The primary benefit of student evaluations is that they are highly reliable (i.e., students tend to agree with each other) and, given that, moderately valid for 'teaching effectiveness' (i.e., student evaluations tend to track, roughly, with other measures of teaching effectiveness). The former is less of a benefit than it is often made out to be -- a great deal of it seems to be due to the fact that the evaluations tend to be very generic questions answered very generically by people who do not have a deep familiarity with the field and don't have much of an opinion on the quality of the class (and often don't think that the evaluations will have any effect one way or another), but do tend to agree generally on what is not stress-inducing. It's the latter, for instance, that appears to be the reason why student evaluations exhibit a very measurable leniency bias -- favorable evaluation correlates very well with students expecting high grades -- and is related to their exhibiting a 'Fox Effect' (in which enthusiasm and confidence, rather than content or how much is learned, tends to the major influence on evaluations of quality).

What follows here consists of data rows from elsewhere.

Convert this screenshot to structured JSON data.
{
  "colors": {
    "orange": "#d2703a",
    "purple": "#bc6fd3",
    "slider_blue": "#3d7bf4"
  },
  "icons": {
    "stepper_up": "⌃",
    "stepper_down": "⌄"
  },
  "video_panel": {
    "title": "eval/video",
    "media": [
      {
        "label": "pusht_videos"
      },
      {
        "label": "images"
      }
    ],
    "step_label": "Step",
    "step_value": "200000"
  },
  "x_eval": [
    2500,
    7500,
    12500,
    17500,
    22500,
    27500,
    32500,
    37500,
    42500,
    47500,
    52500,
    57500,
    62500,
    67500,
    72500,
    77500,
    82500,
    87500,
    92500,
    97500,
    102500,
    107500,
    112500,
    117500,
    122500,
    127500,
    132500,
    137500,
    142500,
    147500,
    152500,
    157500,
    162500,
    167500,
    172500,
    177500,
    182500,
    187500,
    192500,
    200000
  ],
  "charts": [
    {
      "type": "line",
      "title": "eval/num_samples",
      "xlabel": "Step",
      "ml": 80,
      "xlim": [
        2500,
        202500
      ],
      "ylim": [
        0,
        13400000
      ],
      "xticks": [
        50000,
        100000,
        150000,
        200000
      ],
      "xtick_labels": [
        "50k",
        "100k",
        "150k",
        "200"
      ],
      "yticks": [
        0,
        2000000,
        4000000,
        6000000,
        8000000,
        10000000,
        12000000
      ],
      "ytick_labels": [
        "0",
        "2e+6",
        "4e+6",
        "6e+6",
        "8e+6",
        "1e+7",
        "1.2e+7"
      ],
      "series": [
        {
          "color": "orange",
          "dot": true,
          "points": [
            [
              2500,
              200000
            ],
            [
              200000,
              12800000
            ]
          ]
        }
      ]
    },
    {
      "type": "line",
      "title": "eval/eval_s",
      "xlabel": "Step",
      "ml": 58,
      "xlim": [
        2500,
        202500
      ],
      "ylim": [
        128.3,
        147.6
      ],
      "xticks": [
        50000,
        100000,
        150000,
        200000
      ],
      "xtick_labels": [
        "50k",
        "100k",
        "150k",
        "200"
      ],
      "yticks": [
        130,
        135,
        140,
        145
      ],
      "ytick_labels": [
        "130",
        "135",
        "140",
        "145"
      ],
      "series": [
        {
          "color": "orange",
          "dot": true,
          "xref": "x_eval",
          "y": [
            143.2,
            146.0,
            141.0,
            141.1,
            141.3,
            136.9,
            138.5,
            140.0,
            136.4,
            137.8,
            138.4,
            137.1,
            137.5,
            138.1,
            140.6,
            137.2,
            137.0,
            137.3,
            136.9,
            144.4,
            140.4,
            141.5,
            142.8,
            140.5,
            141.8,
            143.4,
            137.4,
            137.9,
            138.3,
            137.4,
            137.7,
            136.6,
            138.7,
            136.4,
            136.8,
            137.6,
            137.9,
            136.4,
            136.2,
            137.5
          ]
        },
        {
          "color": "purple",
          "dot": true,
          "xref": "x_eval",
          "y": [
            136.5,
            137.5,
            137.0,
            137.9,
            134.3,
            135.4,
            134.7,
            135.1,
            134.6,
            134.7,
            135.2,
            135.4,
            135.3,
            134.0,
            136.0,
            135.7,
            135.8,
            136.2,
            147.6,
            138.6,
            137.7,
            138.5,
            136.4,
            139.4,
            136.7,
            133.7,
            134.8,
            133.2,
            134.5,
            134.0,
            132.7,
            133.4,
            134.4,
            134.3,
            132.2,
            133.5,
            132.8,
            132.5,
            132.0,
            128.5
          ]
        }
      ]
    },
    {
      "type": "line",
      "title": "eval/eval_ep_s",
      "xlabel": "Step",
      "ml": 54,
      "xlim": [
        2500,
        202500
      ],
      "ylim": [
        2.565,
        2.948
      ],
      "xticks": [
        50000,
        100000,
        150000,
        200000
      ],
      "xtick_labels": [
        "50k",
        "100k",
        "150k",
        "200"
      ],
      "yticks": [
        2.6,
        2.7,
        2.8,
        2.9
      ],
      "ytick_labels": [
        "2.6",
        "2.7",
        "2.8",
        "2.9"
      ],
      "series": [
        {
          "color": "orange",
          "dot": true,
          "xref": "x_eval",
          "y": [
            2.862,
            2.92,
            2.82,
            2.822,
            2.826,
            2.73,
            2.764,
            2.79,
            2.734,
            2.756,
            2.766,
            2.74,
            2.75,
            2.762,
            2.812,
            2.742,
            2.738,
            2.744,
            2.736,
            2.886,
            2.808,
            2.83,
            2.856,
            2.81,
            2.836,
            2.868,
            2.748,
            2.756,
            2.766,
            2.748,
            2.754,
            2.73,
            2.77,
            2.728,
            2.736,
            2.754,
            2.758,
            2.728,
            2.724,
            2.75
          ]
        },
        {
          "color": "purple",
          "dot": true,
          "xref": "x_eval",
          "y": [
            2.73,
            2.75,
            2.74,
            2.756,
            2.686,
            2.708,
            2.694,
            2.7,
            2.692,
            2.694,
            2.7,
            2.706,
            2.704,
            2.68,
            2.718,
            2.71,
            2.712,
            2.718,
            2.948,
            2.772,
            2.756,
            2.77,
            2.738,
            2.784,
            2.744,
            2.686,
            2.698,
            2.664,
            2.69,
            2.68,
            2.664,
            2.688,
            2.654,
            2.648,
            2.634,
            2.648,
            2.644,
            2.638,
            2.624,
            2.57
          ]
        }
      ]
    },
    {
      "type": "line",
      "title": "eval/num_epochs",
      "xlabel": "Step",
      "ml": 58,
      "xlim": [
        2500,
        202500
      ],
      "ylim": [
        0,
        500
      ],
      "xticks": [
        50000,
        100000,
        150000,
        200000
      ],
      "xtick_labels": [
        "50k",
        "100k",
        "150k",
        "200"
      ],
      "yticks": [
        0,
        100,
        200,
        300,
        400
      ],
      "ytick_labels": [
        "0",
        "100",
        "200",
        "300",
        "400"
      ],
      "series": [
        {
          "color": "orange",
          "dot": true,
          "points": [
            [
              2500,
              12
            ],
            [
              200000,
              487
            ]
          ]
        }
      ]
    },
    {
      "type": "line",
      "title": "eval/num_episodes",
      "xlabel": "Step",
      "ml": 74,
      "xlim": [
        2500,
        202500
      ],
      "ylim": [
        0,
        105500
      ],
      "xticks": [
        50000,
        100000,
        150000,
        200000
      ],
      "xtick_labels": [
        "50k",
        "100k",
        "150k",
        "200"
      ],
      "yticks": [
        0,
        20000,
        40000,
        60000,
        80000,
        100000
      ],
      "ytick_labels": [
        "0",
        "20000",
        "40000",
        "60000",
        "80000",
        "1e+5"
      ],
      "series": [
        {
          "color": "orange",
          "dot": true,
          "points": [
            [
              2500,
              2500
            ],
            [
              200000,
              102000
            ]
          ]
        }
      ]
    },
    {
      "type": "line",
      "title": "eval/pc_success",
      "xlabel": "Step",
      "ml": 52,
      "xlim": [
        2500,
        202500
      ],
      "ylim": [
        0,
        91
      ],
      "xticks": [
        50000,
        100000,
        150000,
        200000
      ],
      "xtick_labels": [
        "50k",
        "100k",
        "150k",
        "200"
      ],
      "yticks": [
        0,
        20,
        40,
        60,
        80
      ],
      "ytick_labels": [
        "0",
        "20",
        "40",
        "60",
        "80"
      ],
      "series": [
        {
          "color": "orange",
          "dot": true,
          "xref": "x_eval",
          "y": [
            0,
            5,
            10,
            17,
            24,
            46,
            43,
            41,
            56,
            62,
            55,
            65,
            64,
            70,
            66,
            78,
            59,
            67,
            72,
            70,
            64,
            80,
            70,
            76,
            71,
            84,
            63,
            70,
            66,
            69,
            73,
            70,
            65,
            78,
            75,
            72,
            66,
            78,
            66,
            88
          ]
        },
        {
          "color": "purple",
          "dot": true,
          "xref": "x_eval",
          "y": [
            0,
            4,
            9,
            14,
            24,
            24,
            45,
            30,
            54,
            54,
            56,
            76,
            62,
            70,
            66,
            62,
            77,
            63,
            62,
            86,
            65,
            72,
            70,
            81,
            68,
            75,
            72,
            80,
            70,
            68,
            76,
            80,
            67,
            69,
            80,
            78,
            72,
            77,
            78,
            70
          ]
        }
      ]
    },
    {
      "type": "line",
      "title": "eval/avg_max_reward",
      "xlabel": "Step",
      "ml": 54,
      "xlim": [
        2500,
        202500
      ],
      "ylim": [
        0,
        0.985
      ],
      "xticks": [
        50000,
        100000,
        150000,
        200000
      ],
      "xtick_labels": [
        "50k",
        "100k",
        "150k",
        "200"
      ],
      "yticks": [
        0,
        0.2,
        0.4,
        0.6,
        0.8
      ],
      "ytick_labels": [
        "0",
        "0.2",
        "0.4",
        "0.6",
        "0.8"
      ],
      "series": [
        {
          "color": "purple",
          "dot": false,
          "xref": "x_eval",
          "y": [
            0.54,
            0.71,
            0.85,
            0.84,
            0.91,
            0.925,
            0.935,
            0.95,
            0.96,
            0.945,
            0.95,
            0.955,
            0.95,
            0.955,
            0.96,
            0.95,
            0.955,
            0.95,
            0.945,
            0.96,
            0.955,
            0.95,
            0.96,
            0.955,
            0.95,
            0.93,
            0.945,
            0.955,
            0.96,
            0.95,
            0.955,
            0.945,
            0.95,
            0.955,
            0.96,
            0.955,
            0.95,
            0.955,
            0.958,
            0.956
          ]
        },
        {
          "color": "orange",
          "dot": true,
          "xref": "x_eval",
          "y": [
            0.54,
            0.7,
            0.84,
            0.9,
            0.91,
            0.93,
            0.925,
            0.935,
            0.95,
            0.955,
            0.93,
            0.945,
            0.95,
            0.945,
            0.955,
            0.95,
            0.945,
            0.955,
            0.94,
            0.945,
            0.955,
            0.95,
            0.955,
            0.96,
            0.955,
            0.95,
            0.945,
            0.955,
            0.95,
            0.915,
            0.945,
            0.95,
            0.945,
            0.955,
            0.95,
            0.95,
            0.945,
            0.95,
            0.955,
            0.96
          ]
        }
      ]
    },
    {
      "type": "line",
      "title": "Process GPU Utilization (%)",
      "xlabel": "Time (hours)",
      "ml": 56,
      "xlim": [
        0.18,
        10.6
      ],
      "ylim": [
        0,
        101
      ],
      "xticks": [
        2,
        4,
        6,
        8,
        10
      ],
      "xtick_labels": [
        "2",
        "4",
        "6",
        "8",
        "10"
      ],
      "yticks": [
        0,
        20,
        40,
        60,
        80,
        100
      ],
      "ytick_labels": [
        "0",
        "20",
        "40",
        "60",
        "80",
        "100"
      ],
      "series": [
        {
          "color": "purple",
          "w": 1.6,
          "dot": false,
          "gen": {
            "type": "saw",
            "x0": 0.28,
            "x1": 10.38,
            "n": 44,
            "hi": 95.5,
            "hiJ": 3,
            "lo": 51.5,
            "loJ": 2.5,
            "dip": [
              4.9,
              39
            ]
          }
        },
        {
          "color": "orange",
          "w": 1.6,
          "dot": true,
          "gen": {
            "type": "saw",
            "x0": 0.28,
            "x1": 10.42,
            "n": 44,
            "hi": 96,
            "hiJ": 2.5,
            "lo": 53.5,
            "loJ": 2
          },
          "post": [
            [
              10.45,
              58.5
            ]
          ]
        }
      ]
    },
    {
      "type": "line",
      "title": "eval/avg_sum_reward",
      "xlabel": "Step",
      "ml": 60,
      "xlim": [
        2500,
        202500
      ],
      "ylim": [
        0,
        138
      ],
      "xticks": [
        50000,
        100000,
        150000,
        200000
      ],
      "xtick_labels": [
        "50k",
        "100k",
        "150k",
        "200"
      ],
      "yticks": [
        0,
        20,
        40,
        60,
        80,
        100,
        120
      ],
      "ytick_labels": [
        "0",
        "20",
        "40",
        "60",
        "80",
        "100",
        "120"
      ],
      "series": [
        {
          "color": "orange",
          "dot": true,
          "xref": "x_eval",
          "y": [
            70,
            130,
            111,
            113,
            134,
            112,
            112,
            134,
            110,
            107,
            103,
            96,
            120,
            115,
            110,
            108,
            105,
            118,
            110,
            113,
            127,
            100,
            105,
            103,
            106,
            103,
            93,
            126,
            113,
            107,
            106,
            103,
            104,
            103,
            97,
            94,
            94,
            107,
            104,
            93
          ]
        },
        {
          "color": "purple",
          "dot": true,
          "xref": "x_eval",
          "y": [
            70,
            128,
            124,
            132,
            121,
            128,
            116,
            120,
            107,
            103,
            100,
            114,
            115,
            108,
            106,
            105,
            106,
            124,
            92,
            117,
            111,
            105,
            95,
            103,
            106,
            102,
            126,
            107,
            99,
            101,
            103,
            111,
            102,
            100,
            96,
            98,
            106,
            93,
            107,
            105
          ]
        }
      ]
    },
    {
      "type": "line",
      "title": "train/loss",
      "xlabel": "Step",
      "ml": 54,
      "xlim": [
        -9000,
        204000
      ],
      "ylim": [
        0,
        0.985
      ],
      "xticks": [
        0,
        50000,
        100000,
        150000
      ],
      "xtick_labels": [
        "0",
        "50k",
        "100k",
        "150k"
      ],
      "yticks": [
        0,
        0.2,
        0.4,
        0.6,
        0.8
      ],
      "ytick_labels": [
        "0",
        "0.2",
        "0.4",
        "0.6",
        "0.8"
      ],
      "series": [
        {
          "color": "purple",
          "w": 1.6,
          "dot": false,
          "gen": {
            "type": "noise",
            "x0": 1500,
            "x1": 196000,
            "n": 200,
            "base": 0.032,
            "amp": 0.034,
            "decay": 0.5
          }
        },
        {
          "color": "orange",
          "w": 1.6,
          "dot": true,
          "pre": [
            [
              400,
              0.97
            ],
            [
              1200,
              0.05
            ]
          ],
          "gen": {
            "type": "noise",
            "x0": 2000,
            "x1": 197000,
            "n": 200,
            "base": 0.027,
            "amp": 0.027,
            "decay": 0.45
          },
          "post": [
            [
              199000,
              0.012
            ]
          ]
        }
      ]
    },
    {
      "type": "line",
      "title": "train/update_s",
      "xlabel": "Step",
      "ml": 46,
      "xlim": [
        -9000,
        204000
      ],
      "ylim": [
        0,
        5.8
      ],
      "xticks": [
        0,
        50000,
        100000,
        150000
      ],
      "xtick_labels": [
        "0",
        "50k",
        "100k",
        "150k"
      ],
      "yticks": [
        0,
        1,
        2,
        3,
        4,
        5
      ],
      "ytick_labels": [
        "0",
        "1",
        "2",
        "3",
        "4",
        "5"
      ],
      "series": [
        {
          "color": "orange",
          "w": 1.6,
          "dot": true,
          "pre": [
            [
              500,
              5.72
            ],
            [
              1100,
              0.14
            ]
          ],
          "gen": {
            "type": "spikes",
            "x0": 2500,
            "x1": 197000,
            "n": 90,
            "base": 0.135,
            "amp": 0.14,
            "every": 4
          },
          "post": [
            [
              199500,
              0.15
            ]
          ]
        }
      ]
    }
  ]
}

One study showed that end-of-term student evaluations could be predicted with fairly good accuracy from how students judged thirty-second clips of professors on things like 'optimism' and 'confidence'. And it has been shown that students think they've learned more in a class with an animated instructor than in a class with a dull instructor, even if all objective measures suggest they have learned less.
Contrary to the usual talk on the subject, we do not know how to evaluate teaching effectiveness. There are a number of reasons for this: good teaching is often potentially controversial in its approach, we have no way of precisely comparing the difficulty of (say) the graph theory of a discrete mathematics course with the House of Fame section of a Chaucer course, what is effective for some students will not be so for others so there are no general measures, there seem to be several very different things conflated together under the label 'teaching effectiveness', etc. Students do not know how to assess it, contrary to what they feel; faculty do not know how to assess it, contrary to what they think (faculty assessments of teaching suffer from analogous problems, but are also far less consistent with each other than student assessments); and administrators certainly do not know how to assess it. Perhaps this is because we have not thought carefully enough about what it is.